Windows 11 – the story so far

Upgrading to Windows 11 may not be the doddle it appears

Since my blog post of 23rd October (Windows 11 – first look), several of my IT Support clients have asked me for an update on my Windows 11 experience. Should they update to Windows 11? Do they need a new computer?

Well, I’m afraid I can’t yet give a definitive view of this as my own personal saga with Windows 11 is still very much an ongoing situation. Before going any further, I should say that I am sure that a lot of people must have had a pain-free upgrade to Windows 11 and I don’t know just how typical is my own experience.

Windows 11 file explorer
Windows 11 File Explorer may look pretty, but it’s no use if it’s frozen
In a nutshell, I upgraded to Windows 11 in October using the Windows Update service and the result has been a disaster. You wouldn’t believe the number of different problems I’ve had appear (and sometimes disappear only to reappear). The most serious of these has been that File Explorer hangs regularly (and, boy, do I mean regularly). It just stops. I have to open Task Manager and restart it. This affects my access to any data files. You only have to enter “Windows 11 file explorer” into Google Search and see the most popular endings to that search term to get the idea (eg slow, crashing, bug, not responding).

Eventually, over this holiday, I decided that I’d have to bite the bullet and do something drastic.

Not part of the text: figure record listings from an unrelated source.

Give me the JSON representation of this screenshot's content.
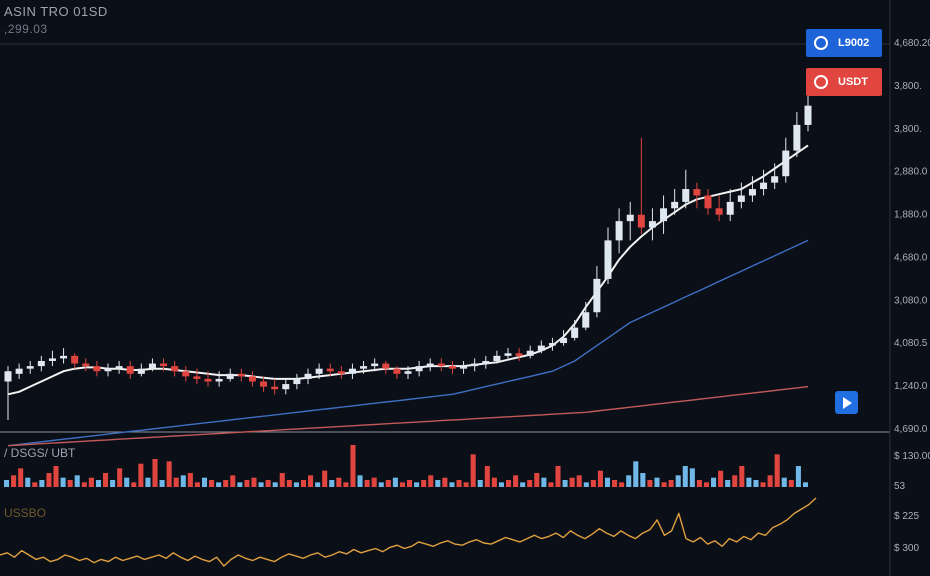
{
  "header": {
    "symbol": "ASIN TRO 01SD",
    "subtitle": ",299.03"
  },
  "tags": {
    "blue_label": "L9002",
    "red_label": "USDT"
  },
  "colors": {
    "background": "#0b0f17",
    "up": "#dfe8f1",
    "down": "#e0453f",
    "ma_fast": "#f2f2f2",
    "ma_mid": "#3e6fc4",
    "ma_slow": "#c05a5a",
    "vol_up": "#6fb8e8",
    "vol_down": "#e0453f",
    "oscillator": "#e0a040"
  },
  "icons": [
    "play-icon",
    "coin-icon"
  ],
  "chart_data": [
    {
      "type": "candlestick",
      "title": "",
      "price_axis_labels": [
        "4,680.20",
        "3,800.",
        "3,800.",
        "2,880.0",
        "1,880.0",
        "4,680.0",
        "3,080.0",
        "4,080.5",
        "1,240.0",
        "4,690.0"
      ],
      "candles": {
        "open": [
          50,
          56,
          60,
          62,
          66,
          68,
          70,
          64,
          62,
          58,
          60,
          62,
          56,
          60,
          64,
          62,
          58,
          54,
          52,
          50,
          52,
          56,
          54,
          50,
          46,
          44,
          48,
          52,
          56,
          60,
          58,
          56,
          60,
          62,
          64,
          60,
          56,
          58,
          62,
          64,
          62,
          60,
          62,
          64,
          66,
          70,
          72,
          70,
          74,
          78,
          80,
          84,
          92,
          104,
          130,
          160,
          175,
          180,
          170,
          175,
          185,
          190,
          200,
          195,
          185,
          180,
          190,
          195,
          200,
          205,
          210,
          230,
          250
        ],
        "close": [
          58,
          60,
          62,
          66,
          68,
          70,
          64,
          62,
          58,
          60,
          62,
          56,
          60,
          64,
          62,
          58,
          54,
          52,
          50,
          52,
          56,
          54,
          50,
          46,
          44,
          48,
          52,
          56,
          60,
          58,
          56,
          60,
          62,
          64,
          60,
          56,
          58,
          62,
          64,
          62,
          60,
          62,
          64,
          66,
          70,
          72,
          70,
          74,
          78,
          80,
          84,
          92,
          104,
          130,
          160,
          175,
          180,
          170,
          175,
          185,
          190,
          200,
          195,
          185,
          180,
          190,
          195,
          200,
          205,
          210,
          230,
          250,
          265
        ],
        "high": [
          62,
          64,
          66,
          70,
          74,
          76,
          72,
          68,
          66,
          64,
          66,
          66,
          64,
          68,
          68,
          66,
          62,
          60,
          58,
          58,
          60,
          60,
          58,
          54,
          52,
          52,
          56,
          60,
          64,
          64,
          62,
          64,
          66,
          68,
          66,
          62,
          62,
          66,
          68,
          68,
          66,
          66,
          68,
          70,
          74,
          76,
          76,
          78,
          82,
          84,
          90,
          98,
          112,
          140,
          170,
          185,
          190,
          240,
          185,
          195,
          200,
          215,
          205,
          200,
          195,
          200,
          205,
          210,
          215,
          220,
          240,
          260,
          285
        ],
        "low": [
          20,
          52,
          56,
          58,
          62,
          64,
          60,
          58,
          54,
          54,
          56,
          52,
          54,
          58,
          58,
          54,
          50,
          48,
          46,
          46,
          50,
          50,
          46,
          42,
          40,
          40,
          44,
          48,
          52,
          54,
          52,
          52,
          56,
          58,
          56,
          52,
          52,
          54,
          58,
          58,
          56,
          56,
          58,
          60,
          64,
          68,
          66,
          68,
          72,
          74,
          78,
          82,
          90,
          100,
          126,
          150,
          160,
          165,
          160,
          165,
          180,
          185,
          185,
          180,
          175,
          175,
          185,
          190,
          195,
          200,
          205,
          225,
          245
        ]
      },
      "moving_averages": {
        "fast": [
          40,
          42,
          46,
          50,
          54,
          58,
          60,
          61,
          61,
          60,
          60,
          59,
          59,
          60,
          60,
          59,
          58,
          57,
          56,
          55,
          55,
          55,
          54,
          53,
          52,
          52,
          52,
          53,
          54,
          55,
          56,
          57,
          58,
          59,
          60,
          60,
          60,
          61,
          62,
          62,
          62,
          62,
          63,
          64,
          65,
          67,
          69,
          71,
          74,
          78,
          85,
          95,
          108,
          120,
          132,
          145,
          155,
          163,
          170,
          176,
          182,
          188,
          192,
          194,
          196,
          198,
          200,
          205,
          210,
          216,
          222,
          228,
          234
        ],
        "mid": [
          0,
          1,
          2,
          3,
          4,
          5,
          6,
          7,
          8,
          9,
          10,
          11,
          12,
          13,
          14,
          15,
          16,
          17,
          18,
          19,
          20,
          21,
          22,
          23,
          24,
          25,
          26,
          27,
          28,
          29,
          30,
          31,
          32,
          33,
          34,
          35,
          36,
          37,
          38,
          39,
          40,
          42,
          44,
          46,
          48,
          50,
          52,
          54,
          56,
          58,
          62,
          66,
          72,
          78,
          84,
          90,
          96,
          100,
          104,
          108,
          112,
          116,
          120,
          124,
          128,
          132,
          136,
          140,
          144,
          148,
          152,
          156,
          160
        ],
        "slow": [
          0,
          0.5,
          1,
          1.5,
          2,
          2.5,
          3,
          3.5,
          4,
          4.5,
          5,
          5.5,
          6,
          6.5,
          7,
          7.5,
          8,
          8.5,
          9,
          9.5,
          10,
          10.5,
          11,
          11.5,
          12,
          12.5,
          13,
          13.5,
          14,
          14.5,
          15,
          15.5,
          16,
          16.5,
          17,
          17.5,
          18,
          18.5,
          19,
          19.5,
          20,
          20.5,
          21,
          21.5,
          22,
          22.5,
          23,
          23.5,
          24,
          24.5,
          25,
          25.5,
          26,
          27,
          28,
          29,
          30,
          31,
          32,
          33,
          34,
          35,
          36,
          37,
          38,
          39,
          40,
          41,
          42,
          43,
          44,
          45,
          46
        ]
      }
    },
    {
      "type": "bar",
      "title": "",
      "label": "/ DSGS/ UBT",
      "axis_labels": [
        "$ 130.00",
        "53"
      ],
      "values": [
        3,
        5,
        8,
        4,
        2,
        3,
        6,
        9,
        4,
        3,
        5,
        2,
        4,
        3,
        6,
        3,
        8,
        4,
        2,
        10,
        4,
        12,
        3,
        11,
        4,
        5,
        6,
        2,
        4,
        3,
        2,
        3,
        5,
        2,
        3,
        4,
        2,
        3,
        2,
        6,
        3,
        2,
        3,
        5,
        2,
        7,
        3,
        4,
        2,
        18,
        5,
        3,
        4,
        2,
        3,
        4,
        2,
        3,
        2,
        3,
        5,
        3,
        4,
        2,
        3,
        2,
        14,
        3,
        9,
        4,
        2,
        3,
        5,
        2,
        3,
        6,
        4,
        2,
        9,
        3,
        4,
        5,
        2,
        3,
        7,
        4,
        3,
        2,
        5,
        11,
        6,
        3,
        4,
        2,
        3,
        5,
        9,
        8,
        3,
        2,
        4,
        7,
        3,
        5,
        9,
        4,
        3,
        2,
        5,
        14,
        4,
        3,
        9,
        2
      ],
      "directions": [
        1,
        0,
        0,
        1,
        0,
        1,
        0,
        0,
        1,
        0,
        1,
        0,
        0,
        1,
        0,
        1,
        0,
        1,
        0,
        0,
        1,
        0,
        1,
        0,
        0,
        1,
        0,
        0,
        1,
        0,
        1,
        0,
        0,
        1,
        0,
        0,
        1,
        0,
        1,
        0,
        0,
        1,
        0,
        0,
        1,
        0,
        1,
        0,
        0,
        0,
        1,
        0,
        0,
        1,
        0,
        1,
        0,
        0,
        1,
        0,
        0,
        1,
        0,
        1,
        0,
        0,
        0,
        1,
        0,
        0,
        1,
        0,
        0,
        1,
        0,
        0,
        1,
        0,
        0,
        1,
        0,
        0,
        1,
        0,
        0,
        1,
        0,
        0,
        1,
        1,
        1,
        0,
        1,
        0,
        0,
        1,
        1,
        1,
        0,
        0,
        1,
        0,
        1,
        0,
        0,
        1,
        1,
        0,
        0,
        0,
        1,
        0,
        1,
        1
      ]
    },
    {
      "type": "line",
      "title": "",
      "label": "USSBO",
      "axis_labels": [
        "$ 225",
        "$ 300"
      ],
      "values": [
        40,
        42,
        38,
        44,
        40,
        36,
        38,
        34,
        36,
        40,
        38,
        35,
        37,
        33,
        36,
        34,
        38,
        35,
        37,
        39,
        36,
        38,
        40,
        37,
        42,
        38,
        35,
        39,
        36,
        34,
        38,
        30,
        36,
        40,
        37,
        35,
        38,
        36,
        34,
        38,
        41,
        39,
        37,
        40,
        42,
        38,
        40,
        43,
        41,
        45,
        42,
        44,
        46,
        43,
        47,
        49,
        46,
        48,
        52,
        50,
        48,
        51,
        53,
        50,
        49,
        52,
        54,
        51,
        50,
        53,
        56,
        54,
        52,
        55,
        58,
        55,
        57,
        60,
        56,
        62,
        58,
        55,
        59,
        64,
        60,
        57,
        62,
        58,
        55,
        60,
        63,
        72,
        58,
        62,
        78,
        55,
        52,
        56,
        50,
        53,
        48,
        55,
        52,
        57,
        54,
        60,
        58,
        65,
        68,
        72,
        78,
        82,
        86,
        92
      ]
    }
  ]
}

My initial idea was to install a licensed retail copy of Windows 10 in my new computer, side by side with the functionally challenged Windows 11. This is known as “dual booting”. When you start the computer, you choose which “copy” of Windows to start. Each copy is kept entirely separate from the other on the drive in different “partitions”. I spent 3 hours on the phone with Dell on Wednesday trying to find out why I couldn’t do this, only to be told that you can’t do it on a Dell. However, it turns out this was something of a misunderstanding. They just meant to say that they don’t support you if you choose to do it. They then told me of the peculiar way the Dell XPS is set up such that all the instructions on the internet to install a second operating system would not work anyway. Thankfully, they have given me the fix for this.

So, here I am on Friday 31st December, writing this blog post for the weekend, having just installed a pristine, virgin, squeaky-clean, copy of Windows 11.

Oh yes, I forgot to say that possibly the most important nugget of information I got from Dell this week is that upgrading from Windows 10 to Windows 11 using the Windows Update method seems (to them, at least) to cause a lot more problems than installing Windows 11 from scratch or buying a computer with Windows 11 already installed.

Windows 11 file explorer google search
Just see what are the most searched terms that begin with “windows 11 file explorer”
And that is undoubtedly what our transatlantic cousins would call the “takeaway” of this blog post. If you currently have Windows 10, then I would definitely advise AGAINST upgrading to Windows 11 in the near future using the Windows Update service. I still haven’t found one single thing in Windows 11 worth taking the risk of suffering one hundredth of the grief that I have experienced (although I understand that it is more secure). The upgrade may get smoother in the future, but it can be a nightmare at the moment.

I should stress that, on the other hand, the knowledgeable person I spoke to at Dell thinks that if you buy a new computer now with Windows 11 already installed, then you will probably be OK (even if somewhat underwhelmed at what Windows 11 has to offer over Windows 10).

Starting from scratch entails creating a bootable USB drive (min 8gb) with Windows 11 on
So, my original plan to install a trustworthy Windows 10 in a dual-boot situation next to my rubbish Windows 11 has now changed and I’ve installed Windows 11 from scratch on its own. It’s worth pointing out that if you upgrade to Windows 11 using Windows Update (which is what caused all my problems) then you don’t lose your data or have to re-install all your programs, settings, etc. If you take the nuclear option (as I have just done) then your entire computer is wiped clean and installing Windows 11 is then the starting point of many happy hours re-installing programs, configuring everything the way you like it, and putting your data back. Not for the faint hearted (or anyone else who has a life).

If you are still tempted by Windows Update’s offer of a free upgrade to Windows 11 and you think I might be exaggerating the problems just because I’ve had a hard time, then I would suggest that you start by googling “Windows 11 problems” and see if you feel as brave after fifteen minutes of seeing other people’s experience.

“Bring back MS-DOS”, that’s what I say.